Welcome the coziness of the first snowfall and the friendly twinkle of Christmas lights this holiday season without the stress that accompanies hidden food allergens. As menus reintroduce holiday flavors and seasonal delights, its time refresh your knowledge of hidden holiday allergen sources. To help you avoid the dangers of hidden allergens, we put together a list of the top holiday curveballs.
Appetizers that commonly have hidden allergens
When it comes to common holiday appetizers, allergens can be hidden in recipes. Keep a close look out for allergens that may not be evident, especially in these popular apps:
- Cheese platters can conceal gluten in moldy cheeses where bread helped start mold growth.
- Cracker platters may camouflage ground tree nuts in flavored or wheat-free varieties.
- Dips easily hide dairy, soy and wheat ingredients.
- Nut bowls can be an easy source of cross contact among appetizer tables.
- Seasonal soups may be made from cream or stocks hiding shellfish, fish, soy or wheat. Be especially cautious of ladles and avoid mixing serving utensils.

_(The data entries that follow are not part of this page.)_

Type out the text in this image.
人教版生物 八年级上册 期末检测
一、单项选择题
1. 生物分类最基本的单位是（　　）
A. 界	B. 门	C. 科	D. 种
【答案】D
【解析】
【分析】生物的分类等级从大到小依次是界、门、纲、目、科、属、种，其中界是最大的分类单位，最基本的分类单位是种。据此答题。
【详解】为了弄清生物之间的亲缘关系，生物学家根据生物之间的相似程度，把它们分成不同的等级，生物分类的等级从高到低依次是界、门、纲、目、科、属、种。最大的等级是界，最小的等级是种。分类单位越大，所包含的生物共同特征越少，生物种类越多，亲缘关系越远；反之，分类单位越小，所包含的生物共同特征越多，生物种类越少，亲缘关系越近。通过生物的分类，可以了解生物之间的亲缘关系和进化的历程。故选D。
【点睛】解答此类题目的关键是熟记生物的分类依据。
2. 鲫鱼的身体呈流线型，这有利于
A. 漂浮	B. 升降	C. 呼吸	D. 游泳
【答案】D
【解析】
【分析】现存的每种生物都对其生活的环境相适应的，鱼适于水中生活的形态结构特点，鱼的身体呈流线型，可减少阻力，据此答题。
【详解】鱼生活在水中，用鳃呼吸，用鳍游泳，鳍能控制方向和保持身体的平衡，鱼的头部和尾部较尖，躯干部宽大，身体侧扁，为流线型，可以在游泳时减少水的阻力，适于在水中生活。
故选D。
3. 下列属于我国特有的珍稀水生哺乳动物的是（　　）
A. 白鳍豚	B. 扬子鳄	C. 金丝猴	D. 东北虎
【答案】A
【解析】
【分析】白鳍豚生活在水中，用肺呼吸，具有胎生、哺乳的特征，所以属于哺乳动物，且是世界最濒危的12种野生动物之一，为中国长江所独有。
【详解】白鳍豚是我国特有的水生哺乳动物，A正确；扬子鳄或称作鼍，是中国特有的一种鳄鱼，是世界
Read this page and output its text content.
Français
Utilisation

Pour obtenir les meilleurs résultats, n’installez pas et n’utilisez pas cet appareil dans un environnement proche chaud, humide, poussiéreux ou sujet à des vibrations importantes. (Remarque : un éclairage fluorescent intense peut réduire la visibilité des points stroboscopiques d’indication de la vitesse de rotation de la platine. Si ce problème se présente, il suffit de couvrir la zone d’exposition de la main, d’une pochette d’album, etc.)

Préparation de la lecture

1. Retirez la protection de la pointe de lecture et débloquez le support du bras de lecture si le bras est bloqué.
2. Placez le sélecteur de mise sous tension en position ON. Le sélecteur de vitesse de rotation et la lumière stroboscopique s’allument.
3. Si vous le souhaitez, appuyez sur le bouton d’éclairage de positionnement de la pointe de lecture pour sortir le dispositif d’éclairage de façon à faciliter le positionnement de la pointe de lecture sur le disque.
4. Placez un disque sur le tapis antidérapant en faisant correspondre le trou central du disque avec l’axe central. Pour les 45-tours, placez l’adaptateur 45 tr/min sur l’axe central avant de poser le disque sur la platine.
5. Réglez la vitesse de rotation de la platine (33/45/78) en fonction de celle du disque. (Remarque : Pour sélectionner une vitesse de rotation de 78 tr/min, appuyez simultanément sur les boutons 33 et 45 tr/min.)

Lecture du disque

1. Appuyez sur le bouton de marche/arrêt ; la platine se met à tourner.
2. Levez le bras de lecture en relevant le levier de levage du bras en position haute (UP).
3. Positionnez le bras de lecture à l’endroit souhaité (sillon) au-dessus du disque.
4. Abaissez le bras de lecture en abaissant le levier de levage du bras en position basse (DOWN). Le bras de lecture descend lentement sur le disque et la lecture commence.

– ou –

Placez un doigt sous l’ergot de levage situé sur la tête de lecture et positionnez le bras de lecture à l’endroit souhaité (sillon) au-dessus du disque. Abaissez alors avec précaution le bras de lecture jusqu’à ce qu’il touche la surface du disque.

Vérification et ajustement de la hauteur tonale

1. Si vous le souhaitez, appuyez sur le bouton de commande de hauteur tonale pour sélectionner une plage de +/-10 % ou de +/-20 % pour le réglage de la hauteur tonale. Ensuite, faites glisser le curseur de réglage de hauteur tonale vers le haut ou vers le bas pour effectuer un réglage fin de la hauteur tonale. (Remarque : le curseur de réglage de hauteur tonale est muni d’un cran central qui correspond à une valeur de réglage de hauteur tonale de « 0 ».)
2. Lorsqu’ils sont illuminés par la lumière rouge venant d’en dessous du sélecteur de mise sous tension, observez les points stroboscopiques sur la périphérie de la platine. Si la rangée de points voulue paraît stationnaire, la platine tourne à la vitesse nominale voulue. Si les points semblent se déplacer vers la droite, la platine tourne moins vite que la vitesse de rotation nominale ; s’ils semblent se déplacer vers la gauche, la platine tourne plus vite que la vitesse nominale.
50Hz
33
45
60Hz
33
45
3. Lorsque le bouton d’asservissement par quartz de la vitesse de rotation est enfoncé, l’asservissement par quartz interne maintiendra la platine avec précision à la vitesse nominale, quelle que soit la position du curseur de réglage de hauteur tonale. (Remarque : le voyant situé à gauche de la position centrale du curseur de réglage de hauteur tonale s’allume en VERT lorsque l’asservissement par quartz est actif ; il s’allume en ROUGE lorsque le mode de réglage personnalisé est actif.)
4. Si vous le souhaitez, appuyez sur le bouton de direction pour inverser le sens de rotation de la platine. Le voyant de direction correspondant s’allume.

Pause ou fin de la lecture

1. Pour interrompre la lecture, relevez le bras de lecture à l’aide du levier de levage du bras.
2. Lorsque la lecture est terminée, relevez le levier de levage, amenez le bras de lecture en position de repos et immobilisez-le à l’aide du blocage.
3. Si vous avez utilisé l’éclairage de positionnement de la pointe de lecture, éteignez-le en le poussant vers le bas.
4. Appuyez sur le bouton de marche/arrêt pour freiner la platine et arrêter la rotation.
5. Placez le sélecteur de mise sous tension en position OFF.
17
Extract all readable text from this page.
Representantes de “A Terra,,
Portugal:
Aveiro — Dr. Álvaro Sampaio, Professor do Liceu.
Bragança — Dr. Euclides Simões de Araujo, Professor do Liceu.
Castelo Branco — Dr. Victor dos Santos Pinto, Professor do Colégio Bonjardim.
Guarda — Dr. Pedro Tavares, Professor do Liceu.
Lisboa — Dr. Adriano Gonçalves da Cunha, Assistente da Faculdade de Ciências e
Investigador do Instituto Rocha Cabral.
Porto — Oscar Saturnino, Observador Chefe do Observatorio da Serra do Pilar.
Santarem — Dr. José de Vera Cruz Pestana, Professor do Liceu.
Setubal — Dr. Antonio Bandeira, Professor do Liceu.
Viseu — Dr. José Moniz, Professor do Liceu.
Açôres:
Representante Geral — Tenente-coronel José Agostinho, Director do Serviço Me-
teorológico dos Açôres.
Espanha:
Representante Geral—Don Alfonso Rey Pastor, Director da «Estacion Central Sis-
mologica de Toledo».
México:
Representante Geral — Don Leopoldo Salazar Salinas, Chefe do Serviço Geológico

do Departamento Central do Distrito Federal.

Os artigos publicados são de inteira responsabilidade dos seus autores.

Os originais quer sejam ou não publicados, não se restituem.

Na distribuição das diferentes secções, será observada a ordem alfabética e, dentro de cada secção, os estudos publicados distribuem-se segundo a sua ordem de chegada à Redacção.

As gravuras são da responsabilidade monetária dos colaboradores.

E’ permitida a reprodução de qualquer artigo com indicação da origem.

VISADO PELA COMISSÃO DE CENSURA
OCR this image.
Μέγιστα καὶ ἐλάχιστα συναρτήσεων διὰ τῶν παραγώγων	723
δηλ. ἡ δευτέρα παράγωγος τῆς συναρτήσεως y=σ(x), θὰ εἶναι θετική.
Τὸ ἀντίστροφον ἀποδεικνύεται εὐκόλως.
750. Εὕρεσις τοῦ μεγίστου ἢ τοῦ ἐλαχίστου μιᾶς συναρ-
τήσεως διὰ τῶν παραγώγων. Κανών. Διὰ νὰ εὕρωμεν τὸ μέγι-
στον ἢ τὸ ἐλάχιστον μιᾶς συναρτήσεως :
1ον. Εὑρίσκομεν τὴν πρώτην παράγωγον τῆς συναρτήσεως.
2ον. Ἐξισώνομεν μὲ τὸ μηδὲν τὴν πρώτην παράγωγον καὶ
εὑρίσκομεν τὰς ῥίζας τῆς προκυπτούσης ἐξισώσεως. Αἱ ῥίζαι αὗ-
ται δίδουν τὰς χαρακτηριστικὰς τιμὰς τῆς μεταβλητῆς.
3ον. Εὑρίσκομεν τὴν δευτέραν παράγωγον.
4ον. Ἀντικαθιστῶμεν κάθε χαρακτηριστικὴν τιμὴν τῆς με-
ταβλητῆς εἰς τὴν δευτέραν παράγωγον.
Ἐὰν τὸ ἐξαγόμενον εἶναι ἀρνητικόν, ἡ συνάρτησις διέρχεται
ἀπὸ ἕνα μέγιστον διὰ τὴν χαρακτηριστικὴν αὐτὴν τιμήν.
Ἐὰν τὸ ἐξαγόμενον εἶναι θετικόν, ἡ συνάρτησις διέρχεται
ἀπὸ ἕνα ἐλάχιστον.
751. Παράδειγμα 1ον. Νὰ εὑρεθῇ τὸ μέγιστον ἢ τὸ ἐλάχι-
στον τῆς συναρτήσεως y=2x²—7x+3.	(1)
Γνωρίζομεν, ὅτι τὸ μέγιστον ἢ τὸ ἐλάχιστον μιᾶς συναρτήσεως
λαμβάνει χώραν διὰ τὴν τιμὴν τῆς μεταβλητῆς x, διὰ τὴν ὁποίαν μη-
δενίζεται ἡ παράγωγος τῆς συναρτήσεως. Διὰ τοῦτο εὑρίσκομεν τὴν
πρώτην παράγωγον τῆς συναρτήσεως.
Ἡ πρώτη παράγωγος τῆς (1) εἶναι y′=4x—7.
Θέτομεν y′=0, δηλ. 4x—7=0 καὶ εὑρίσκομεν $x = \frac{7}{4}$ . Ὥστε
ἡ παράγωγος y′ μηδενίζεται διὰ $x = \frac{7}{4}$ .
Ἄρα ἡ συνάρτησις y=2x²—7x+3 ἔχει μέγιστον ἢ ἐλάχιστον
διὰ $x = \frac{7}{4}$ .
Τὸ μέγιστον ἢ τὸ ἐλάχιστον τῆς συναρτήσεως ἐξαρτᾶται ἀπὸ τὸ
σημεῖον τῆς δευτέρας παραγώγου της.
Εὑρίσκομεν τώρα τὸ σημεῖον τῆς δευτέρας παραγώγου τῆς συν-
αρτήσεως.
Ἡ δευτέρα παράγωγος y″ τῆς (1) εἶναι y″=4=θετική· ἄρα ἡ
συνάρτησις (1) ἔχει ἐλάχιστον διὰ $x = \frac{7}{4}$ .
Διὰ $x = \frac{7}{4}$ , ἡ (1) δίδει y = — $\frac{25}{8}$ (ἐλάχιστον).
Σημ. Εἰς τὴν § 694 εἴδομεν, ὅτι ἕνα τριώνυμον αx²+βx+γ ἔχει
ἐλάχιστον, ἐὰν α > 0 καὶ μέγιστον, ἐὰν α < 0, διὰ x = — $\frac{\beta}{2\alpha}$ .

Keep an eye out for these main courses
The shining stars of the holiday meal are also key considerations for food allergies. From mashed potatoes to casseroles, food allergens are popular among the holiday entrée scene. Here are a few key tips to keep in mind:
- Avoid dairy by keeping an eye out for anything creamed, ending in gratin or described as buttery.
- Turkey bastings may contain wheat.
- Stuffed turkey can contain tree nuts and soy.
- Gravies can feature flour and nuts.
- Cranberry sauce may find crunch from tree nuts.
- Stuffing seasoning blends may contain wheat.
- Stuffing moistened with stock can introduce soy.
- Dinner rolls may feature wheat, dairy and soy.
- Casseroles may mask dairy, wheat or tree nuts.
Don’t forget about allergens in desserts!
After a comforting Thanksgiving meal, there’s nothing like indulging in a slice of pumpkin pie or sipping on warm cocoa. Keep food allergens at bay during dessert by looking out for these products:
- Ground nuts in pie crusts.
- Chocolate products containing dairy and soy.
- Marzipan decorations made with eggs and tree nuts.
- Cheesecakes hiding wheat, dairy, egg, soy and (in some cases), nuts.
From appetizers to desserts, enjoy a delicious meal this holiday season without the woes that accompany food allergens. Remember to read labels and remain aware of ingredients while dining out or serving guests.
Let’s talk about salt!
Worried about sodium this holiday season? According to Cooking Light magazine, four ounces of white meat can absorb nearly 100 milligrams of sodium during a 12-hour brine soak while dark meat absorbs nearly 180 milligrams. The greatest absorption of sodium occurs in the first 12 hours of soaking. To control your sodium intake this holiday season, cut back on salt in gravy or side dishes.